President Hugo Chavez returned home to Venezuela on Thursday after a first session of radiation treatment in Cuba that he hopes will cure his cancer and allow him to win a new six-year term in October.
The 57-year-old socialist leader has said he will be flying back and forth to Havana over the coming weeks as he undergoes therapy, removing himself from the political stage just as his election rival ramps up his campaign.
Very little is known about Chavez’s condition — he has had three cancer operations in less than a year — so doubts remain about the future of the man who has dominated politics in South America’s biggest oil exporter for the past 13 years.
“It’s a hard battle ... I’m good and will continue to be good. I’ve taken the treatment very well, thanks to God,” he said during an hour-long pre-dawn speech broadcast on state TV from the Miraflores Palace.
The opposition has demanded the president appoint a temporary leader to run the government during his absences in Cuba, something Chavez has repeatedly rejected.
“I may have reduced my speed, but the government has accelerated ... There is no power vacuum,” he said on Thursday.
He said he expected to return to Cuba today to resume his radiation treatment, and to stay there for four more days.
The president started the radiation therapy on Saturday last week, saying he would undergo one session a day for five consecutive days, then fly home to rest for a couple of days. Overall, Chavez has said, the treatment should last four or five weeks.
He previously underwent four sessions of chemotherapy that caused him to lose his hair, which has since grown back.
Chavez forecast he would win the Oct. 7 election with more than 60 percent of votes. Most recent surveys give him a strong lead over his opposition rival, youthful Miranda State Governor Henrique Capriles.

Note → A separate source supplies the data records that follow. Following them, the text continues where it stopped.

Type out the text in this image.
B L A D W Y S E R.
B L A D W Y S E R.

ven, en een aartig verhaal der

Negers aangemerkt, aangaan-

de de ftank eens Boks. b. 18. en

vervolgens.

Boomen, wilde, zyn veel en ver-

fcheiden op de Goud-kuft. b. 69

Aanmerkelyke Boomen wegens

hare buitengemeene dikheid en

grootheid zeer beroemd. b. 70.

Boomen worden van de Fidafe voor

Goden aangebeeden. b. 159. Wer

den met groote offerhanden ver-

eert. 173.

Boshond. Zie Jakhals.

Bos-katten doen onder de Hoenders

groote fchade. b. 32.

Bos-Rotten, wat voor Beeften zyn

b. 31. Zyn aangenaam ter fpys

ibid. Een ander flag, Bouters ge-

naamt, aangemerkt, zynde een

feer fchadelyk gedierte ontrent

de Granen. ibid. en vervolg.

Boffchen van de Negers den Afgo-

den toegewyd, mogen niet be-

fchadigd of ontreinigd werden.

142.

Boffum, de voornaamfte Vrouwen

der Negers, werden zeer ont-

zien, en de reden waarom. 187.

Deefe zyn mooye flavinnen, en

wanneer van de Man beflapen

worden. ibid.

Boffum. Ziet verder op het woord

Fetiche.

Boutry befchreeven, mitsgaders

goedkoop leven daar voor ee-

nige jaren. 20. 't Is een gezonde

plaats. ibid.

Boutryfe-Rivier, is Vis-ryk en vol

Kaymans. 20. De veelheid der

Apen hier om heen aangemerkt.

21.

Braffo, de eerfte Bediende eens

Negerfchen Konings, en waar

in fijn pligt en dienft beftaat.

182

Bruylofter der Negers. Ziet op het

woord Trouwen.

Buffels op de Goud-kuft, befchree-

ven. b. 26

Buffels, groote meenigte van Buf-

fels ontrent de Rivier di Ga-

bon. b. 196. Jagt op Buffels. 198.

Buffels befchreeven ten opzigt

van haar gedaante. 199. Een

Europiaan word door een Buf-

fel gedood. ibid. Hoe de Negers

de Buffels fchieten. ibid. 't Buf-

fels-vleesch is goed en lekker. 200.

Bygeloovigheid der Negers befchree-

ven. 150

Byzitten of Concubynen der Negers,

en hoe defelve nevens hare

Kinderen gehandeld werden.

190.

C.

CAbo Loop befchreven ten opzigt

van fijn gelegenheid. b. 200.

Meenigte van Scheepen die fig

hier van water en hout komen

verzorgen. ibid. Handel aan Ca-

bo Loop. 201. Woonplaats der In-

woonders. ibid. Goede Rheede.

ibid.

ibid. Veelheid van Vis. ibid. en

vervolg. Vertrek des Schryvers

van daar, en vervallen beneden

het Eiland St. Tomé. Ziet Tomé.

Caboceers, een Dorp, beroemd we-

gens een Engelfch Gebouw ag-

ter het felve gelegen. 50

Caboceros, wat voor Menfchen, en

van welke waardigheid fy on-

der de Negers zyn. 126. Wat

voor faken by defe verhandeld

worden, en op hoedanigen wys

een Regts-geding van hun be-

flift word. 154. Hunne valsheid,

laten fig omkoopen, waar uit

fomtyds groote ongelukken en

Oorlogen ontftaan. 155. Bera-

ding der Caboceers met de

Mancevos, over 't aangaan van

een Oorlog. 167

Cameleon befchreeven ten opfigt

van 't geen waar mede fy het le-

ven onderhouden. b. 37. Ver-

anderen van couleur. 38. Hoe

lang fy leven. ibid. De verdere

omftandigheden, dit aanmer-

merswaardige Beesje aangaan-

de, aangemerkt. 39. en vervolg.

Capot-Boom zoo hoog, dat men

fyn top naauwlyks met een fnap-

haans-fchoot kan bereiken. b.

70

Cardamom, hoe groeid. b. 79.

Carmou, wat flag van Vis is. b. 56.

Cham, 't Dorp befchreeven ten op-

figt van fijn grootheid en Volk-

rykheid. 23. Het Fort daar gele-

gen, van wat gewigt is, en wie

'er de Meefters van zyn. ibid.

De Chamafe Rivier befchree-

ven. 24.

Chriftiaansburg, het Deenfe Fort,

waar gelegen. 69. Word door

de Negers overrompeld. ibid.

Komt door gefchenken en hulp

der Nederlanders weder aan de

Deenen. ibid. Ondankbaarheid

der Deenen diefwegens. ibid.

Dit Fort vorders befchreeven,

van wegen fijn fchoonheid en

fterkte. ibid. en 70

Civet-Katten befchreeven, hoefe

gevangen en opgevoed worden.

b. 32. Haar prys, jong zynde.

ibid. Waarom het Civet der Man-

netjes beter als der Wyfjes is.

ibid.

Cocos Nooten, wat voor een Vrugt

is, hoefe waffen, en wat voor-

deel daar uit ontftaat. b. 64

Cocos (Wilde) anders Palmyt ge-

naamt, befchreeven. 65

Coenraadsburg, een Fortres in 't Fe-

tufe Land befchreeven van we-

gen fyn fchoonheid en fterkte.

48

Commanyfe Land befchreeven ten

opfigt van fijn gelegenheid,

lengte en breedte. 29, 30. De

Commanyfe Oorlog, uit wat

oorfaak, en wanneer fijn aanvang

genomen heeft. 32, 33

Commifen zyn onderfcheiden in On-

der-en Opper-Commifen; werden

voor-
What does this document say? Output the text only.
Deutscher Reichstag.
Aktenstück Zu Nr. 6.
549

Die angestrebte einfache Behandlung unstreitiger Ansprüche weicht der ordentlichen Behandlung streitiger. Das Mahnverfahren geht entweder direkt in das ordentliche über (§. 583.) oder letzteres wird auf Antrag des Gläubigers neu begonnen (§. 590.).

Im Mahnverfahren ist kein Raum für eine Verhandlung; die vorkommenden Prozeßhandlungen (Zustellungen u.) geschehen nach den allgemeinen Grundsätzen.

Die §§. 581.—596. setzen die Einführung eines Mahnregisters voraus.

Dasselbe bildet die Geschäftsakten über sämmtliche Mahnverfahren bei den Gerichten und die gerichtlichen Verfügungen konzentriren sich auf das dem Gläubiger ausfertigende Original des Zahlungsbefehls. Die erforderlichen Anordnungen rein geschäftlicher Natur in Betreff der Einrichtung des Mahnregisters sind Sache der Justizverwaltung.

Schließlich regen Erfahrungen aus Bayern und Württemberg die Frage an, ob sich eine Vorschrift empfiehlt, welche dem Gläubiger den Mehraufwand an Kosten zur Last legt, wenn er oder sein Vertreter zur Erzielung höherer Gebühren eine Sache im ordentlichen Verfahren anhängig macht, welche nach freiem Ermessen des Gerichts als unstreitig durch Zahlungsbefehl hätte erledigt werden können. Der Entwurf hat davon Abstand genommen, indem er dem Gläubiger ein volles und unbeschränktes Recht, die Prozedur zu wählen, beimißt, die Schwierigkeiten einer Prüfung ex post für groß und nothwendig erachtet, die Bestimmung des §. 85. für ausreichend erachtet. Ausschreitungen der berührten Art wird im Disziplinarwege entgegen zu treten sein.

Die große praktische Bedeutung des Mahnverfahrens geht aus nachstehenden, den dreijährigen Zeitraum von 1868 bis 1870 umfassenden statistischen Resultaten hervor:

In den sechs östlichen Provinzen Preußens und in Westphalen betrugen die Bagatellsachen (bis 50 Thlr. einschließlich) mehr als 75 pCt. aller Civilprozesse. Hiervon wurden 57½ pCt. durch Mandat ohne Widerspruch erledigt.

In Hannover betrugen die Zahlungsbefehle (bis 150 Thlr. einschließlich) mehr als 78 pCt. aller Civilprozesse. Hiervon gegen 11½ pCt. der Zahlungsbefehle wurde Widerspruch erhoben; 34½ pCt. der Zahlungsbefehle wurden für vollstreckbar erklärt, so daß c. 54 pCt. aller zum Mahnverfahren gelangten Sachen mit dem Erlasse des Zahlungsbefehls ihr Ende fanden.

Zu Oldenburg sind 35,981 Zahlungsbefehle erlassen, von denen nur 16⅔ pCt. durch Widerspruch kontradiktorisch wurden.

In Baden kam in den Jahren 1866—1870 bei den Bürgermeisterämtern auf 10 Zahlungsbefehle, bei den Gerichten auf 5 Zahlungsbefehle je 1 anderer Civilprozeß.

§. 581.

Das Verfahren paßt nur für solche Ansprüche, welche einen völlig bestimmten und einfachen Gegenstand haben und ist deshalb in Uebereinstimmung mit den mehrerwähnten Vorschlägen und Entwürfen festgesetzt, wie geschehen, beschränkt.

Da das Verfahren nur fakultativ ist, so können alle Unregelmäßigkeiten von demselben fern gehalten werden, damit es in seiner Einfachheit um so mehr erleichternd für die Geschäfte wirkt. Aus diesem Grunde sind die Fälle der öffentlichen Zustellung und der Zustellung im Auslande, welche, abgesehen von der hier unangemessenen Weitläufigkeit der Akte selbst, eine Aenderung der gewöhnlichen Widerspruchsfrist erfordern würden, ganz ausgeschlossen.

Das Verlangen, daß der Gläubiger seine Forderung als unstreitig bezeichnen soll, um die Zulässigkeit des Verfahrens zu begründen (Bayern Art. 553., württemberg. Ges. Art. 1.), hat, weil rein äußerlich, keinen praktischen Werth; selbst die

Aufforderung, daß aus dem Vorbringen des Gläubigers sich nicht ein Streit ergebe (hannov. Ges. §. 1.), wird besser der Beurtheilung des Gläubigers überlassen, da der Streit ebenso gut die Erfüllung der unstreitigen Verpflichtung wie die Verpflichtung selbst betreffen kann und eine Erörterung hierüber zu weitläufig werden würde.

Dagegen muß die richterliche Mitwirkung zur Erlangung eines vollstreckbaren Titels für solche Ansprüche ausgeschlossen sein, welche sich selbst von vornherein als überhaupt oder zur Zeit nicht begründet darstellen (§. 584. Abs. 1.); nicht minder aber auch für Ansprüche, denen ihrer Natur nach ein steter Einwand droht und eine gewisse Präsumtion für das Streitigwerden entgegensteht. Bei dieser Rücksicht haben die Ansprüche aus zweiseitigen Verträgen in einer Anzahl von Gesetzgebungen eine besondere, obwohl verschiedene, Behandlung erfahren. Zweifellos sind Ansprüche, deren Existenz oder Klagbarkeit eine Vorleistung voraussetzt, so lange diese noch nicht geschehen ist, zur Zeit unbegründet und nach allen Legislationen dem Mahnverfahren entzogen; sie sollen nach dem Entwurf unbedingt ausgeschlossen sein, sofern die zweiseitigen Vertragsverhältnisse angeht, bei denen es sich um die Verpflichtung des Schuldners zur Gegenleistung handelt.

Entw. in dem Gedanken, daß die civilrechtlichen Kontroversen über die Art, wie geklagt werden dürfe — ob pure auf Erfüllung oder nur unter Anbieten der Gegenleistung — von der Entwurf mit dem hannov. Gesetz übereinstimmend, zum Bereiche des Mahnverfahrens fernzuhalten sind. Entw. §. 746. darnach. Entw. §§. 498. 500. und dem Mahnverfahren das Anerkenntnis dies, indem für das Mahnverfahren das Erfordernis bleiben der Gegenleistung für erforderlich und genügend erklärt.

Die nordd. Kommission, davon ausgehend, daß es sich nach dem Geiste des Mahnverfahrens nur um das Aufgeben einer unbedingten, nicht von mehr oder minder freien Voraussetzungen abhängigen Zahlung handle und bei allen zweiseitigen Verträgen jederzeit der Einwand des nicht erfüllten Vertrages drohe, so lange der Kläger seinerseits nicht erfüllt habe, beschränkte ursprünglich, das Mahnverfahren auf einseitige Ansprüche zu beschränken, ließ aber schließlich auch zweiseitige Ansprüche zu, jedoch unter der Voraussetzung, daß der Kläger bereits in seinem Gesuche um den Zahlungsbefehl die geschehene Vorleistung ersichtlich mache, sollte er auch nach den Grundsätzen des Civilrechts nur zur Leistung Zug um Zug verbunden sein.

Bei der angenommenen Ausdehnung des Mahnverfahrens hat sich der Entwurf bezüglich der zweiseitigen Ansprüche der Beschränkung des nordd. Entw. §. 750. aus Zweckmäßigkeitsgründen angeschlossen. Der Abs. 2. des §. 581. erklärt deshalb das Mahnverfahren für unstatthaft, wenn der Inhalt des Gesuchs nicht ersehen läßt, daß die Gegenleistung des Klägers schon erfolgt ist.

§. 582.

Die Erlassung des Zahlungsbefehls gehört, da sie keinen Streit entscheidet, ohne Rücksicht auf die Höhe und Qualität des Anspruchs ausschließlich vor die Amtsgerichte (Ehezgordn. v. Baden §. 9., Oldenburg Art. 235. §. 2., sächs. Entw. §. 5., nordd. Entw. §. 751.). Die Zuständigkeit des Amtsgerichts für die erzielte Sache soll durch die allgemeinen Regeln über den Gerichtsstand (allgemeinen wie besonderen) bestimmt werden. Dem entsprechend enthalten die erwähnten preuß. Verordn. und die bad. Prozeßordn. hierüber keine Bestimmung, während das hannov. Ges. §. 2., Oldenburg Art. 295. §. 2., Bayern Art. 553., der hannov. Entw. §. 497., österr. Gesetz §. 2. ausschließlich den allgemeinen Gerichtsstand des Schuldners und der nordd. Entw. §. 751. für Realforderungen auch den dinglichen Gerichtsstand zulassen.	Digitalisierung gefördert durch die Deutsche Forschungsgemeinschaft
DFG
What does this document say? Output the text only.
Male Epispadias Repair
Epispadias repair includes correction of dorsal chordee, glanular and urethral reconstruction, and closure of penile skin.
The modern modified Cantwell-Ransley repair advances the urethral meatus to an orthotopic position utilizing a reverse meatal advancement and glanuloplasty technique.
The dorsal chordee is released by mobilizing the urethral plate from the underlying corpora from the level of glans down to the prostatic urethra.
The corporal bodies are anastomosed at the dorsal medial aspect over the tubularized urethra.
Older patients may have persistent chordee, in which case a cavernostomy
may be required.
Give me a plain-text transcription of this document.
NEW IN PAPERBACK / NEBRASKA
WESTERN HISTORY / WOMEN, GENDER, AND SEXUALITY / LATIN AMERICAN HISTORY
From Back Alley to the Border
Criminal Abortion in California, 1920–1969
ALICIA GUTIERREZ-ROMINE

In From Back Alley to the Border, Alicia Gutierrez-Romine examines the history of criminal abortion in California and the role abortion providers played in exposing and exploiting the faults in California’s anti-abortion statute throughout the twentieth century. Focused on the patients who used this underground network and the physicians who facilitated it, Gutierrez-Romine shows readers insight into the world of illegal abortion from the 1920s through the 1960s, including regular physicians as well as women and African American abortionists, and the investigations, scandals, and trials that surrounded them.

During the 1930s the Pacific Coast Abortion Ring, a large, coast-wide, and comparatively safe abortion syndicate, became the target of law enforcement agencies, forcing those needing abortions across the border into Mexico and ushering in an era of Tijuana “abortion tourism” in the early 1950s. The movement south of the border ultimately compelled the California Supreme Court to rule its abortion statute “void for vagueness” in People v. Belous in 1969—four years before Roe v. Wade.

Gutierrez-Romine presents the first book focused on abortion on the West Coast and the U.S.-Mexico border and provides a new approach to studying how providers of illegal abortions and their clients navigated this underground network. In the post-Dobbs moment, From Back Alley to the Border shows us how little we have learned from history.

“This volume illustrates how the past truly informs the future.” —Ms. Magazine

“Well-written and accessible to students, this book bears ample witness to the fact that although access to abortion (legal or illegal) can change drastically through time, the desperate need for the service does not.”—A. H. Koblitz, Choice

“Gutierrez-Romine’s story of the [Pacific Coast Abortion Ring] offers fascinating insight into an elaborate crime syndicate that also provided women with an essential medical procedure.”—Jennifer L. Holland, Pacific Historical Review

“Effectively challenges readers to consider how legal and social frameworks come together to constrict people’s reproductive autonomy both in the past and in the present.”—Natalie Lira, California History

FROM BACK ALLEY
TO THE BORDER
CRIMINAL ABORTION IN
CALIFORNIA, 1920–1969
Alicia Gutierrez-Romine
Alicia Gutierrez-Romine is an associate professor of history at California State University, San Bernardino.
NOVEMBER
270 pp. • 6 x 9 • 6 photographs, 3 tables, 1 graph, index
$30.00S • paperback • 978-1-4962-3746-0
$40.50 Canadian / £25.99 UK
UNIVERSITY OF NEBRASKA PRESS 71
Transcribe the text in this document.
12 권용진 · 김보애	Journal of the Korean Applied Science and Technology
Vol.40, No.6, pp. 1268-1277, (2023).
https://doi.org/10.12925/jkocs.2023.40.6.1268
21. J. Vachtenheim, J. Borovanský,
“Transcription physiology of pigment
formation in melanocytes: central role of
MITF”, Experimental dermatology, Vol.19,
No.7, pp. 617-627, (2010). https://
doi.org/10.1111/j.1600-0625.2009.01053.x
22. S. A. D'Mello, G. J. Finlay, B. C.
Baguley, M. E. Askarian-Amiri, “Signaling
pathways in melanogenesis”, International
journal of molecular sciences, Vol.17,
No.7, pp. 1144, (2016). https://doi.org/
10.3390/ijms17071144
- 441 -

Chavez’s strength in the polls is largely due to his enduring emotional connection with the country’s poor majority, as well as heavy state spending on popular welfare programs.
The surveys consistently show, however, that as many as a third of Venezuelans remain undecided, and both camps have been waging a fierce battle to win them over.
“The undecideds are definitely going to define the election,” Luis Vicente Leon, president of Datanalisis, said on Thursday at the presentation of the pollster’s results from March, which gave Chavez 44 percent to 31 percent for Capriles.
Leon said sympathy over Chavez’s illness had supported his ratings and taken the edge off the political momentum Capriles gained when he easily won the opposition’s primary in February.
“Capriles has not lost the battle,” he said. “Clearly it is not an easy task, but the opposition never had a real option at presidential elections before, and now Capriles has a chance.”
Capriles, 39, is widely seen as the opposition’s best hope of unseating Chavez after years of failure via the ballot box and street protests. He is on a nationwide “house-by-house listening tour” to kick-start his campaign.
The center-left politician has largely avoided direct verbal clashes with the president and is promising a Brazilian-style government for Venezuela that would promote free-market policies alongside strong social programs.